Philippe Taquet étudie les sciences à la Sorbonne, puis au Muséum national d'histoire naturelle (MNHN). Il a pour professeur Jean Piveteau et Hubert Curien. Il est docteur en paléontologie en 1965, puis docteur en sciences naturelles en 1973 de la faculté des sciences de Paris.
Il est chercheur au CNRS de 1965 à 1981. En 1973, il est lauréat de la Fondation de la Vocation. À partir de 1981, il devient titulaire de la chaire de paléontologie du MNHN, à la suite de Jean-Pierre Lehman. Il dirige l'unité de recherche associée du CNRS, « Paléoanatomie, phylogénie, paléobiogéographie » de 1981 à 1996.
Il est élu membre correspondant de l'Académie des sciences le 19 mars 1990, puis membre titulaire le 30 novembre 2004 dans la section Sciences de l'univers. Il est vice-président de l'Académie pour la période 2011-2012 et président pour la période 2013-2014, ainsi que président du bureau de l'Institut de France pour 2014. En 2016, il est élu à l'Académie des sciences d'outre-mer. À partir de 2004, il est président de la Commission internationale pour l'histoire de la géologie (INHIGEO). Il est président du conseil d'administration de l'Institut océanographique à partir de mars 2017.
Sa vie aura été consacrée à la recherche en paléontologie et il a été un des rares paléontologues spécialistes des dinosaures. Philippe Taquet est un spécialiste des vertébrés mésozoiques (dinosaures, crocodiles, reptiles volants). Durant 50 ans, il a mené des explorations dans de nombreux pays, du désert du Ténéré au Niger au désert de Gobi en Mongolie, de la jungle du Laos aux montagnes du Haut Atlas marocain, à la recherche de nouveaux gisements fossilifères dans les sédiments du Jurassique et du Crétacé.
Ses expéditions ont été fructueuses avec la découverte et l’étude en 1965 du cimetière des dinosaures de Gadoufaoua au Niger, un gisement du Crétacé inférieur qui est considéré aujourd’hui comme le plus grand gisement de dinosaures d’Afrique. Six expéditions sur le terrain ont permis de récolter les ossements fossilisés de cinq nouveaux genres de dinosaures, dont un squelette complet d’un nouvel Iguanodontidé (Ouranosaurus nigeriensis), cousin du genre européen Iguanodon.
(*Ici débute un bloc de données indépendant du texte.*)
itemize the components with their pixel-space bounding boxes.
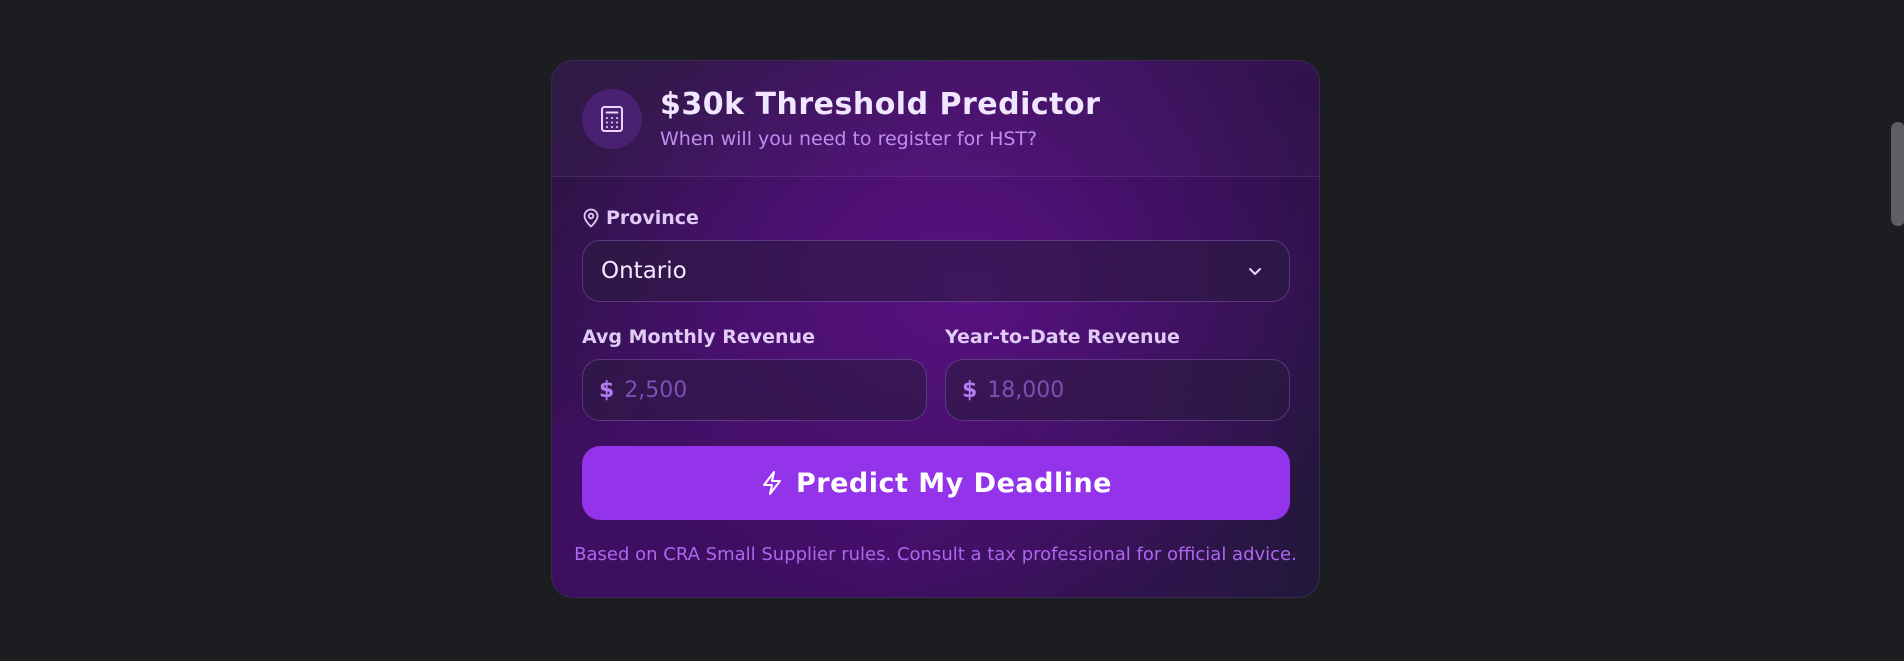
card-subtitle: When will you need to register for HST?	[660, 128, 1038, 150]
dollar-sign: $	[599, 377, 615, 403]
ytd-revenue-input[interactable]	[987, 377, 1268, 403]
threshold-predictor-card: $30k Threshold Predictor When will you n…	[551, 60, 1320, 598]
scrollbar-thumb[interactable]	[1891, 122, 1904, 226]
chevron-down-icon	[1247, 263, 1263, 283]
province-label-text: Province	[606, 207, 699, 229]
province-label: Province	[582, 207, 699, 229]
predict-button-label: Predict My Deadline	[796, 467, 1112, 499]
monthly-revenue-field: $	[582, 359, 927, 421]
scrollbar-track[interactable]	[1888, 0, 1904, 661]
disclaimer-text: Based on CRA Small Supplier rules. Consu…	[574, 544, 1297, 565]
predict-deadline-button[interactable]: Predict My Deadline	[582, 446, 1290, 520]
monthly-revenue-label: Avg Monthly Revenue	[582, 326, 815, 348]
lightning-icon	[760, 470, 784, 496]
ytd-revenue-field: $	[945, 359, 1290, 421]
dollar-sign: $	[962, 377, 978, 403]
calculator-icon	[582, 89, 642, 149]
card-title: $30k Threshold Predictor	[660, 87, 1101, 122]
map-pin-icon	[582, 208, 600, 228]
ytd-revenue-label: Year-to-Date Revenue	[945, 326, 1180, 348]
card-header: $30k Threshold Predictor When will you n…	[552, 61, 1319, 177]
province-selected-value: Ontario	[601, 258, 687, 284]
province-select[interactable]: Ontario	[582, 240, 1290, 302]
monthly-revenue-input[interactable]	[624, 377, 905, 403]
page: $30k Threshold Predictor When will you n…	[0, 0, 1904, 664]
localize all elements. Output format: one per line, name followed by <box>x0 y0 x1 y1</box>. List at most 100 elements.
Ce genre africain est un exemple intéressant montrant l’évolution des Iguanodontidés du Crétacé inférieur vers les Hadrosauridés, les dinosaures à bec de canard du Crétacé supérieur. Le même gisement a livré des os d’un étrange dinosaure carnivore à museau long et étroit, dont Philippe Taquet a été le premier à montrer qu’ils étaient ceux d’un dinosaure piscivore.
Le gisement de Gadoufaoua est célèbre également pour avoir livré le squelette du plus grand crocodile ayant existé (11 mètres de longueur) et connu aujourd’hui sous le nom de Sarcosuchus imperator ou plus simplement de « Super croc « . Il est aujourd'hui exposé dans la Galerie de Paléontologie et d'Anatomie comparée, au Jardin des plantes de Paris.
D’autres expéditions au Maroc ont amené la découverte dans les couches du Jurassique moyen de l’Atlas du squelette complet d’un énorme Dinosaure Sauropode Brachiosauridé, puis dans des niveaux du Jurassique inférieur l’un des tout premiers ancêtres des grands dinosaures herbivores.
Toutes ces découvertes ont changé complètement l’image traditionnelle que l’on avait de la distribution géographique des Dinosaures sur notre planète..
Philippe Taquet est l'un des initiateurs du musée des dinosaures de Savannakhet (Laos). Un sauropode, Nigersaurus taqueti, est nommé en hommage à Philippe Taquet en 1999.
La carrière scientifique de Philippe Taquet est liée à son engagement en faveur de l’éducation du public avec la présentation de Dinosaures dans des musées au Niger, au Maroc, en Algérie et au Laos. Philippe Taquet, qui a dirigé le Muséum national d’histoire naturelle à Paris de 1985 à 1990, a initié l'ambitieux programme de la restauration de la galerie de zoologie. La galerie rénovée prend le nom de grande galerie de l'Évolution et est inaugurée en 1998.